Backers of Miami-Dade’s proposed law insist the “decriminalization” term wouldn’t apply, noting officers would still have the option of arresting someone for possession of marijuana. That misdemeanor carries a maximum one-year jail sentence in Florida. Proposed implementing regulations connected to the county ordinance state the change “does not decriminalize” possession of marijuana, but instead “provides law enforcement with another avenue of resolution.”
 
A public hearing on the proposal is scheduled for the 2 p.m. meeting of the County Commission’s Metropolitan Services Committee at the Stephen P. Clark Government Center (111 NW First Street, Miami). If the committee passes the measure, it would move on for a final vote before the full 13-member commission sometime this summer.
 
The new county law would carve out a civil citation for possessing 20 grams of marijuana or less (enough for about three dozen joints), along with other misdemeanor offenses that include littering, illegal use of dairy crates, loitering and possession of drug paraphernalia.
 
County officials believe Miami-Dade would be the first Florida jurisdiction to create a civil citation for pot possession, putting the state’s largest county at the local forefront of a national movement against criminal prosecution of minor drug offenses.

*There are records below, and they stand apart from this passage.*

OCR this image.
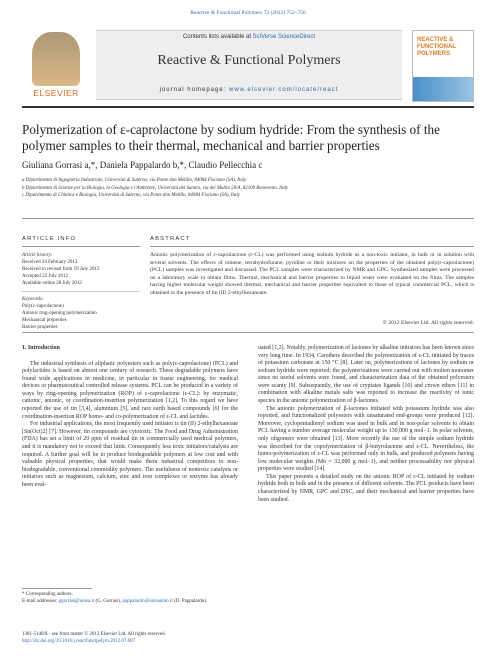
Reactive & Functional Polymers 72 (2012) 752–756
ELSEVIER
Contents lists available at SciVerse ScienceDirect
Reactive & Functional Polymers
journal homepage: www.elsevier.com/locate/react
REACTIVE &
FUNCTIONAL
POLYMERS
Polymerization of ε-caprolactone by sodium hydride: From the synthesis of the polymer samples to their thermal, mechanical and barrier properties
Giuliana Gorrasi a,*, Daniela Pappalardo b,*, Claudio Pellecchia c
a Dipartimento di Ingegneria Industriale, Università di Salerno, via Ponte don Melillo, 84084 Fisciano (SA), Italy
b Dipartimento di Scienze per la Biologia, la Geologia e l'Ambiente, Università del Sannio, via dei Mulini 59/A, 82100 Benevento, Italy
c Dipartimento di Chimica e Biologia, Università di Salerno, via Ponte don Melillo, 84084 Fisciano (SA), Italy
ARTICLE INFO	ABSTRACT
Article history:
Received 24 February 2012
Received in revised form 19 July 2012
Accepted 22 July 2012
Available online 28 July 2012
Keywords:
Poly(ε-caprolactone)
Anionic ring-opening polymerization
Mechanical properties
Barrier properties
Anionic polymerization of ε-caprolactone (ε-CL) was performed using sodium hydride as a non-toxic initiator, in bulk or in solution with several solvents. The effects of toluene, tetrahydrofurane, pyridine or their mixtures on the properties of the obtained poly(ε-caprolactone) (PCL) samples was investigated and discussed. The PCL samples were characterized by NMR and GPC. Synthesized samples were processed on a laboratory scale to obtain films. Thermal, mechanical and barrier properties to liquid water were evaluated on the films. The samples having higher molecular weight showed thermal, mechanical and barrier properties equivalent to those of typical commercial PCL, which is obtained in the presence of tin (II) 2-ethylhexanoate.
© 2012 Elsevier Ltd. All rights reserved.
1. Introduction

The industrial synthesis of aliphatic polyesters such as poly(ε-caprolactone) (PCL) and polylactides is based on almost one century of research. These degradable polymers have found wide applications in medicine, in particular in tissue engineering, for medical devices or pharmaceutical controlled release systems. PCL can be produced in a variety of ways by ring-opening polymerization (ROP) of ε-caprolactone (ε-CL): by enzymatic, cationic, anionic, or coordination-insertion polymerization [1,2]. To this regard we have reported the use of tin [3,4], aluminum [5], and rare earth based compounds [6] for the coordination-insertion ROP homo- and co-polymerization of ε-CL and lactides.

For industrial applications, the most frequently used initiator is tin (II) 2-ethylhexanoate [Sn(Oct)2] [7]. However, tin compounds are cytotoxic. The Food and Drug Administration (FDA) has set a limit of 20 ppm of residual tin in commercially used medical polymers, and it is mandatory not to exceed that limit. Consequently less toxic initiators/catalysts are required. A further goal will be to produce biodegradable polymers at low cost and with valuable physical properties, that would make them industrial competitors to non-biodegradable, conventional commodity polymers. The usefulness of nontoxic catalysts or initiators such as magnesium, calcium, zinc and iron complexes or enzyme has already been eval-

uated [1,2]. Notably, polymerization of lactones by alkaline initiators has been known since very long time. In 1934, Carothers described the polymerization of ε-CL initiated by traces of potassium carbonate at 150 °C [8]. Later on, polymerizations of lactones by sodium or sodium hydride were reported; the polymerizations were carried out with molten monomer since no useful solvents were found, and characterization data of the obtained polyesters were scanty [9]. Subsequently, the use of cryptates ligands [10] and crown ethers [11] in combination with alkaline metals salts was reported to increase the reactivity of ionic species in the anionic polymerization of β-lactones.

The anionic polymerization of β-lactones initiated with potassium hydride was also reported, and functionalized polyesters with unsaturated end-groups were produced [12]. Moreover, cyclopentadienyl sodium was used in bulk and in non-polar solvents to obtain PCL having a number average molecular weight up to 130,000 g mol−1. In polar solvents, only oligomers were obtained [13]. More recently the use of the simple sodium hydride was described for the copolymerization of β-butyrolactone and ε-CL. Nevertheless, the homo-polymerization of ε-CL was performed only in bulk, and produced polymers having low molecular weights (Mn = 32,000 g mol−1), and neither processability nor physical properties were studied [14].

This paper presents a detailed study on the anionic ROP of ε-CL initiated by sodium hydride both in bulk and in the presence of different solvents. The PCL products have been characterized by NMR, GPC and DSC, and their mechanical and barrier properties have been studied.

* Corresponding authors.
E-mail addresses: ggorrasi@unisa.it (G. Gorrasi), pappalardo@unisannio.it (D. Pappalardo).
1381-5148/$ - see front matter © 2012 Elsevier Ltd. All rights reserved.
http://dx.doi.org/10.1016/j.reactfunctpolym.2012.07.007
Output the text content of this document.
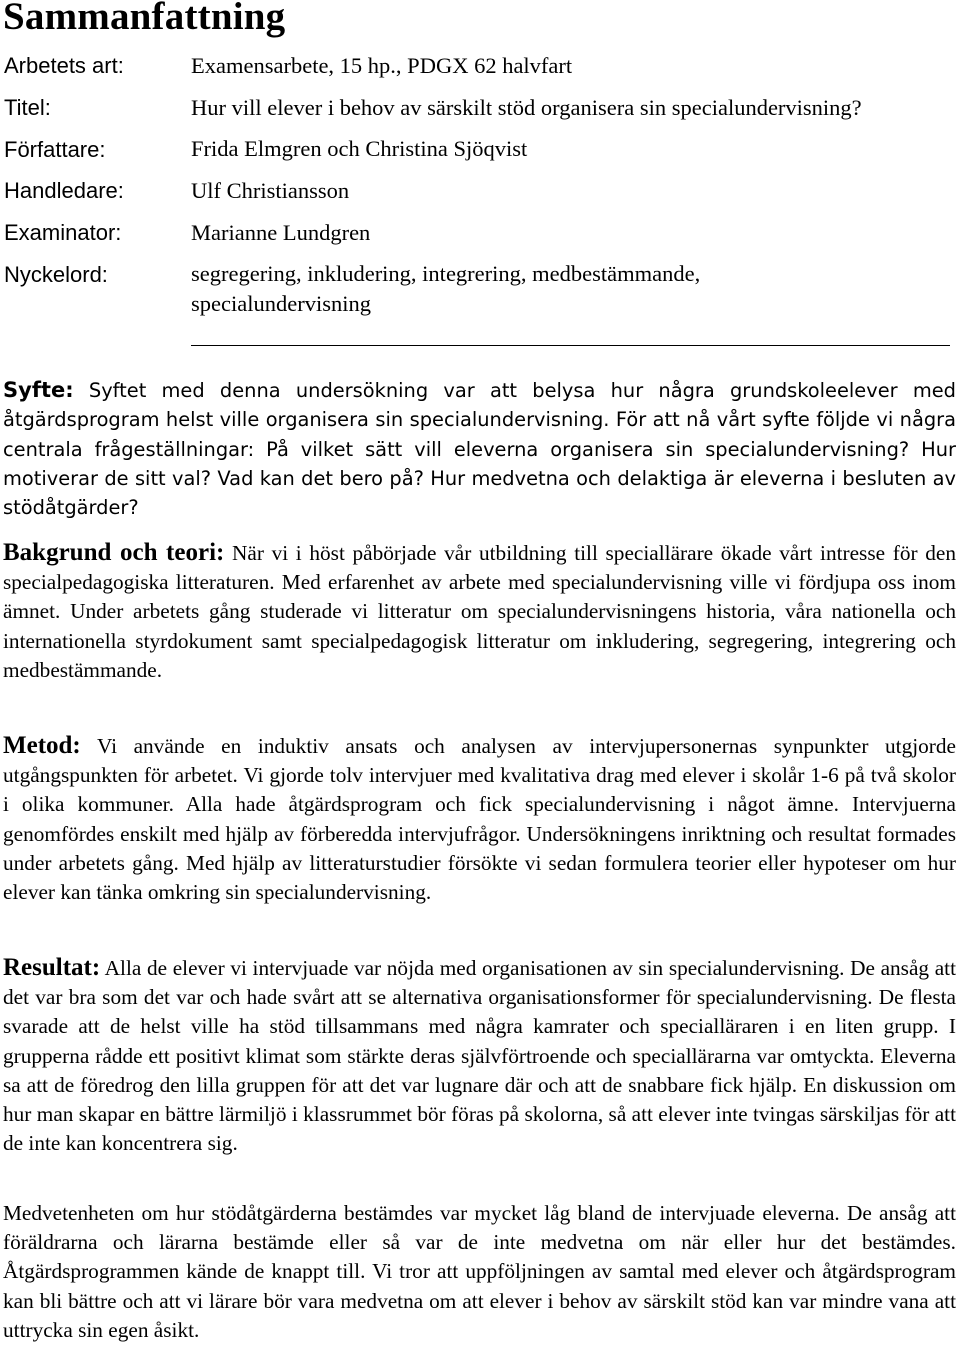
Sammanfattning
Arbetets art:	Examensarbete, 15 hp., PDGX 62 halvfart
Titel:	Hur vill elever i behov av särskilt stöd organisera sin specialundervisning?
Författare:	Frida Elmgren och Christina Sjöqvist
Handledare:	Ulf Christiansson
Examinator:	Marianne Lundgren
Nyckelord:	segregering, inkludering, integrering, medbestämmande, specialundervisning

Syfte: Syftet med denna undersökning var att belysa hur några grundskoleelever med åtgärdsprogram helst ville organisera sin specialundervisning. För att nå vårt syfte följde vi några centrala frågeställningar: På vilket sätt vill eleverna organisera sin specialundervisning? Hur motiverar de sitt val? Vad kan det bero på? Hur medvetna och delaktiga är eleverna i besluten av stödåtgärder?

Bakgrund och teori: När vi i höst påbörjade vår utbildning till speciallärare ökade vårt intresse för den specialpedagogiska litteraturen. Med erfarenhet av arbete med specialundervisning ville vi fördjupa oss inom ämnet. Under arbetets gång studerade vi litteratur om specialundervisningens historia, våra nationella och internationella styrdokument samt specialpedagogisk litteratur om inkludering, segregering, integrering och medbestämmande.

Metod: Vi använde en induktiv ansats och analysen av intervjupersonernas synpunkter utgjorde utgångspunkten för arbetet. Vi gjorde tolv intervjuer med kvalitativa drag med elever i skolår 1-6 på två skolor i olika kommuner. Alla hade åtgärdsprogram och fick specialundervisning i något ämne. Intervjuerna genomfördes enskilt med hjälp av förberedda intervjufrågor. Undersökningens inriktning och resultat formades under arbetets gång. Med hjälp av litteraturstudier försökte vi sedan formulera teorier eller hypoteser om hur elever kan tänka omkring sin specialundervisning.

Resultat: Alla de elever vi intervjuade var nöjda med organisationen av sin specialundervisning. De ansåg att det var bra som det var och hade svårt att se alternativa organisationsformer för specialundervisning. De flesta svarade att de helst ville ha stöd tillsammans med några kamrater och specialläraren i en liten grupp. I grupperna rådde ett positivt klimat som stärkte deras självförtroende och speciallärarna var omtyckta. Eleverna sa att de föredrog den lilla gruppen för att det var lugnare där och att de snabbare fick hjälp. En diskussion om hur man skapar en bättre lärmiljö i klassrummet bör föras på skolorna, så att elever inte tvingas särskiljas för att de inte kan koncentrera sig.

Medvetenheten om hur stödåtgärderna bestämdes var mycket låg bland de intervjuade eleverna. De ansåg att föräldrarna och lärarna bestämde eller så var de inte medvetna om när eller hur det bestämdes. Åtgärdsprogrammen kände de knappt till. Vi tror att uppföljningen av samtal med elever och åtgärdsprogram kan bli bättre och att vi lärare bör vara medvetna om att elever i behov av särskilt stöd kan var mindre vana att uttrycka sin egen åsikt.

While Miami-Dade’s police department is backing the plan, the county’s mayor is not ready to endorse it, a spokesman said Wednesday.
 
“The mayor will wait until after the Metropolitan Services Committee meeting to review the legislation before making a decision,” said Michael Hernández, Gimenez’s communications director.
 
Sally Heyman, the county commissioner sponsoring the ordinance, said the idea was to target offenses that tend to ensnare low-income offenders. Current law already gives officers the option not to arrest people for most misdemeanor offenses, but there is not an alternative for a civil citation — it’s either a criminal charge or nothing.
 
County police brass answer to Gimenez and last week the police department’s No. 2 official, Juan Perez, said the agency helped draft the legislation that Heyman proposed. This week, a brief memo to commissioners sent out by Gimenez’s office said the ordinance “is expected to have a positive impact to the Court System.” The memo, signed by Deputy Mayor Russel Benford, said that 59 out of the county’s 4,500 jail inmates were incarcerated for misdemeanors covered under the proposed ordinance.
 
A change in Miami-Dade’s criminal rules would also give the civil-fine option for municipal police in Miami, Doral and all other cities in the county. Miami Beach is proposing a similar rewrite of its municipal code to establish a fine for marijuana possession, which would give it the opportunity to collect penalties its officers impose. Otherwise, the offender would be cited under the county code and that money would go to Miami-Dade, according to a county lawyer.
 
While 15 states have decriminalized marijuana by replacing criminal penalties with civil fines, giving police the option of choosing between the two is unusual, said NORML’s Armentano. Texas provides officers the choice, but only Austin seems to be going the civil route, he said. Some large cities have already carved out civil violations for marijuana possession in states where it remains a criminal offense. He cited Philadelphia and Milwaukee as examples.